Citibank Canada
- Trade name: Citi Canada
- Company type: Subsidiary
- Industry: financial services
- Founded: 1919, Toronto, Ontario
- Headquarters: Citigroup Place 123 Front Street West, Suite 1900 Toronto, Ontario M5J 2M3
- Key people: CEO: John Hastings (Jul 6, 2010–)
- Total assets: US
- Number of employees: (Full-time equivalent, 2020) 1,700
- Website: citigroup.com/canada/en

= Citibank Canada =

Canadian subsidiary of an American bank

Citibank Canada, operating as Citi Canada, is the Canadian subsidiary of the American multinational financial services corporation Citigroup. Citi Canada is headquartered in Toronto, Ontario, with offices in Calgary, London, Ontario, Montreal, Mississauga, and Vancouver.

==History==

Citi Canada's Schedule 2 (foreign-owned, deposit-taking), under the Bank Act of Canada, subsidiary Citibank Canada is a member of the Canadian Bankers Association (CBA) and a member of the CDIC, a federal Crown corporation that insures deposits to applicable limits and across deposit categories.

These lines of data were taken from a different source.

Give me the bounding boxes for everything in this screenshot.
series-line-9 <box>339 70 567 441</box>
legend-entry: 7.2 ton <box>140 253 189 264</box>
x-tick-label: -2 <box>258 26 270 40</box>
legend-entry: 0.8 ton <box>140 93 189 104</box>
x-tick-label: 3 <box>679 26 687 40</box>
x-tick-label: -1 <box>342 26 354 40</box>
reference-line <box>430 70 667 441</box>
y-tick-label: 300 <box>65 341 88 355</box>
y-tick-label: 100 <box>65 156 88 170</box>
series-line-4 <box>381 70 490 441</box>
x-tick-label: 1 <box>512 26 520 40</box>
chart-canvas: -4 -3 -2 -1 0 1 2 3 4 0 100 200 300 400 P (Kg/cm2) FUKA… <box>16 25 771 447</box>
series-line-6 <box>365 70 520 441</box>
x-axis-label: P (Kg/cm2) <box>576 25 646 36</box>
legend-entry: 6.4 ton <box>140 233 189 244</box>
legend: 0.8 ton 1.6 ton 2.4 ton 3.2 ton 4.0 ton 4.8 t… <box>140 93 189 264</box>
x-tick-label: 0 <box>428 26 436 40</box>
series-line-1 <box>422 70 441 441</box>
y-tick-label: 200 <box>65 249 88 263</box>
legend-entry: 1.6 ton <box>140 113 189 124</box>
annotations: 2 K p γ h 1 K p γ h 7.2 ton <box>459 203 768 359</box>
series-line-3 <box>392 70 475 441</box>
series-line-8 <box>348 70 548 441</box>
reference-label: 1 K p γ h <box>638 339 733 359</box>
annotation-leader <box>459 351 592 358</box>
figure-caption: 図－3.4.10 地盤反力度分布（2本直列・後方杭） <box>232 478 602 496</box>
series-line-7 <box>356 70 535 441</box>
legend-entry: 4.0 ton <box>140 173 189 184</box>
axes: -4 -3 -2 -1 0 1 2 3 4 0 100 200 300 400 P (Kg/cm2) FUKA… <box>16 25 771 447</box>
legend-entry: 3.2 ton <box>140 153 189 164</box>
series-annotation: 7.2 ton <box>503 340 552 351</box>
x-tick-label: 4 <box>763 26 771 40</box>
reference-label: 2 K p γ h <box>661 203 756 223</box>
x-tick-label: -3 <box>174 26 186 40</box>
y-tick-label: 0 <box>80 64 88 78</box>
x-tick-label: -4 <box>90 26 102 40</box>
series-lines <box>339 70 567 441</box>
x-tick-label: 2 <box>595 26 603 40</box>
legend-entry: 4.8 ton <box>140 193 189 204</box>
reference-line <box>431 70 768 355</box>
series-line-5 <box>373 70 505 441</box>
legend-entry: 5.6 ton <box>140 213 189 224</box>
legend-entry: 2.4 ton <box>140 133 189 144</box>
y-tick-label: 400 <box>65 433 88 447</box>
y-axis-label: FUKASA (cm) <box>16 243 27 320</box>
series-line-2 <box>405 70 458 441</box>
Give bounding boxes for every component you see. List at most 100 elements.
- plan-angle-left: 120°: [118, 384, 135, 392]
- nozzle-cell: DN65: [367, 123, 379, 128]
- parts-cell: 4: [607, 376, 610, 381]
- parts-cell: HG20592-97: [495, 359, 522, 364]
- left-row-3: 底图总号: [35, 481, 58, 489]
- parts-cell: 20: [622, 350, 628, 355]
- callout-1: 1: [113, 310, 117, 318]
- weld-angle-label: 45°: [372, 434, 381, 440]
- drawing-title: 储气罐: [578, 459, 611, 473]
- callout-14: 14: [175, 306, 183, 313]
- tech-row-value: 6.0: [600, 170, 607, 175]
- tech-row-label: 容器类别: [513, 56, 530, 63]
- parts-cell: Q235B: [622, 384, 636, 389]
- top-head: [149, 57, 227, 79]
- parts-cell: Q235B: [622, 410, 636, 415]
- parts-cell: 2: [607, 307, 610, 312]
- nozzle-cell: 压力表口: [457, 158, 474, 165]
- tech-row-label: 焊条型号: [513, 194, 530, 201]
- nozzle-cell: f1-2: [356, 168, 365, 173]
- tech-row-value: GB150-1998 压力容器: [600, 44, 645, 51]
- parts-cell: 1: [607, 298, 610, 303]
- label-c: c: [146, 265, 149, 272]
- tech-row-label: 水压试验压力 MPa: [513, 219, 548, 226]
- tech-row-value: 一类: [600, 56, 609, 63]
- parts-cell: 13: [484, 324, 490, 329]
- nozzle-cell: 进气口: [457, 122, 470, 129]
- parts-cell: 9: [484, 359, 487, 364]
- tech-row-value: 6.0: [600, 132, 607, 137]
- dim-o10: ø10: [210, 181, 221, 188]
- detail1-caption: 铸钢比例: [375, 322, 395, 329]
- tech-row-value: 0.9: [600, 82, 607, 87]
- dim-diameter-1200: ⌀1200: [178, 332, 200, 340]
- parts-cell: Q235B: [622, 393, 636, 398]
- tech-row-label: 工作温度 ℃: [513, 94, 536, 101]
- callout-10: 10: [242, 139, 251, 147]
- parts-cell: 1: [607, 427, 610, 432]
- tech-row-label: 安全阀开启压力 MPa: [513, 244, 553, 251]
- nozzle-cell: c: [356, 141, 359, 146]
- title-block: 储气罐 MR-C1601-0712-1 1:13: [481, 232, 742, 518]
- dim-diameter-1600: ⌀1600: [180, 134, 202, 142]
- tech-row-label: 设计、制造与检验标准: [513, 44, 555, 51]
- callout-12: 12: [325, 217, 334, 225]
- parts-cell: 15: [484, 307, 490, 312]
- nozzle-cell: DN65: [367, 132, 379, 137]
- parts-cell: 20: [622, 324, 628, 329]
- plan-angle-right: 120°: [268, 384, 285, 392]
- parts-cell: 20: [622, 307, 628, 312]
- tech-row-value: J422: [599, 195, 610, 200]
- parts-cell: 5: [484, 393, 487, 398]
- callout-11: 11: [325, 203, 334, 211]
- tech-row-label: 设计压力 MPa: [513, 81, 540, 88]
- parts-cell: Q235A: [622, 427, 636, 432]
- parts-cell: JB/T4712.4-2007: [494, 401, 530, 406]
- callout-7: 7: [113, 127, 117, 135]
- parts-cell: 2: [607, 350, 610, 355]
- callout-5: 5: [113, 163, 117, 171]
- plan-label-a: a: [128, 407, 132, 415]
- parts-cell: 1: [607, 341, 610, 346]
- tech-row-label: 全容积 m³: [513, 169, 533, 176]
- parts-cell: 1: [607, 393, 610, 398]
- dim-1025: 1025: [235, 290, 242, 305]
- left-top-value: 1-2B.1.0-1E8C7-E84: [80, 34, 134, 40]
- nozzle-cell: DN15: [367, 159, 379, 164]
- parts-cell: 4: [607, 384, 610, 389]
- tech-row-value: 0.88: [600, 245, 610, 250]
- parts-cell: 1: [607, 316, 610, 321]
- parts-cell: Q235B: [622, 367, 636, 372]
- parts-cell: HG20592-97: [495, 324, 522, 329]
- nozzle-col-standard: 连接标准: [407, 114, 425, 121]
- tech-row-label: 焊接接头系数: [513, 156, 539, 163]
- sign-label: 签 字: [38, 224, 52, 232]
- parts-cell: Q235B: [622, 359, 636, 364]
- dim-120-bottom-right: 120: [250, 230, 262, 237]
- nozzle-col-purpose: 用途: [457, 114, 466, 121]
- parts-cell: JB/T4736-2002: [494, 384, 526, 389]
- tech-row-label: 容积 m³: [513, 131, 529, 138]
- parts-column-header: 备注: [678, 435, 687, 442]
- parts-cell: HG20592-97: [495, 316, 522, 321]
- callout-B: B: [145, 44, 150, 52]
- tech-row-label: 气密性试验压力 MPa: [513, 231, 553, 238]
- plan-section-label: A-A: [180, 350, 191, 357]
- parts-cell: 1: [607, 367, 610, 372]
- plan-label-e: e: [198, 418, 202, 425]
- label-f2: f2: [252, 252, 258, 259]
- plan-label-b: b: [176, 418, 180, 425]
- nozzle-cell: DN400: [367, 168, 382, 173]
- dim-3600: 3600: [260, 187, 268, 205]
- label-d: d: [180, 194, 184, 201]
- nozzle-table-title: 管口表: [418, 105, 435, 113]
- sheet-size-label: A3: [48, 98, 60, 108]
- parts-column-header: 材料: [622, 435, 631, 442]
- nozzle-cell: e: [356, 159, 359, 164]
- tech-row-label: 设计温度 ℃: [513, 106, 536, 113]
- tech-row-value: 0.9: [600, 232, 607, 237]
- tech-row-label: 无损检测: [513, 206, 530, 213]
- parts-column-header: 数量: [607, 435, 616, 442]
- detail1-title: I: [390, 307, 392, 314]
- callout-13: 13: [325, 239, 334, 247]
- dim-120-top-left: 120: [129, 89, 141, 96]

Up until the finalization of the sale of its consumer finance subsidiary, CitiFinancial Canada, to affiliates of private equity firms J.C. Flowers & Co. and Värde Partners on April 3, 2017, the company engaged in consumer retail loans principally to sub-prime and near-prime borrowers. Both in the years preceding and after the sale transaction, CitiFinancial Canada, which was renamed Fairstone Financial, Inc. post-close, had 200 branches in Canada.

==Products and services==

The company provides securities trading, cash management, treasury, trade financing, custodial services, clearing, securities financing, depositary receipt, trust services, corporate banking, investment banking, private banking, and the private-label credit card of The Home Depot Canada. It had previously issued various MasterCard credit cards until Citi Canada sold that division (named Citi Cards Canada, Inc.) to CIBC in a $2.1 billion CAD deal in 2010.